We begin each year with high hopes, yet often find ourselves limping through the last months with those ambitious resolutions all but forgotten.
After a challenging 2025, many social media users are wary of declaring 2026 as ‘their year’.
And that’s understandable; it’s often wise to exercise caution…
Despite this, most of us will once again create New Year’s resolutions.
These resolutions can vary widely from person to person.
Some plan to eliminate junk food or alcohol post-holiday season, while others aim for larger goals like traveling or changing careers.

However, if there’s one key habit to prioritize in 2026, it’s one that is frequently overlooked yet crucial.
Dr Donald Grant, GP and Senior Clinical Advisor at The Independent Pharmacy, suggests the New Year is ‘an excellent opportunity to cultivate a healthy lifestyle’, which can help prolong life and lower the risk of health issues.
One effective approach is to focus on a habit many of us neglect.
From endless scrolling on social media to late-night conversations, technology has greatly impacted our sleep quality.
According to 2020 CDC data, about one-third of US adults consistently sleep less than the recommended seven hours.

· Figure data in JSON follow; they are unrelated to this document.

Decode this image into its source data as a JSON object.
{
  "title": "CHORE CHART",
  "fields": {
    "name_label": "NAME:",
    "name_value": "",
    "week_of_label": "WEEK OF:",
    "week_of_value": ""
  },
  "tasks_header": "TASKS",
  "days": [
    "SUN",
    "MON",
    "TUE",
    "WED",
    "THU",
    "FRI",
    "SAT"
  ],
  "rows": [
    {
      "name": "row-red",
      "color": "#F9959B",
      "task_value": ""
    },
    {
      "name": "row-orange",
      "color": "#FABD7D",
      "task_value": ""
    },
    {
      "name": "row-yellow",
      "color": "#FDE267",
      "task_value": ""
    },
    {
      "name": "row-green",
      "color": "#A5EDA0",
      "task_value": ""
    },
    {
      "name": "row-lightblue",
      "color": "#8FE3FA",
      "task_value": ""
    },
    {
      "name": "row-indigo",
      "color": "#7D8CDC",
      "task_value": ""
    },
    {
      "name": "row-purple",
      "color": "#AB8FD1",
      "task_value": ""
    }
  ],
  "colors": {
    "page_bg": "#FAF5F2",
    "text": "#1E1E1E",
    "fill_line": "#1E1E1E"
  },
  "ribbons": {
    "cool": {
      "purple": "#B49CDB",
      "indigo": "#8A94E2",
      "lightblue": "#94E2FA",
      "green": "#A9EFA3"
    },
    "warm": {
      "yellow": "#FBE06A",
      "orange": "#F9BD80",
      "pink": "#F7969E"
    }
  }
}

Nonetheless, NBA star LeBron James attributes his top-tier performance to getting enough rest – so don’t underestimate its importance!
“Often, we overlook the value of sleep, but insufficient rest can heighten the risk of serious health conditions,” Dr Grant points out.
Lack of sleep can lead to problems like high blood pressure and diabetes, elevate stress, and hinder concentration.
“Considering the numerous effects sleep has on both physical and mental health, ensuring at least seven to nine hours each night is crucial for maintaining health and potentially extending life,” Dr Grant emphasizes.

“For improved sleep hygiene, I suggest keeping a consistent nightly routine, avoiding blue light exposure an hour prior to bedtime, and limiting caffeine intake in the evening,” Dr Grant recommends.
“These simple strategies can enhance sleep quality, ensuring you wake up refreshed.”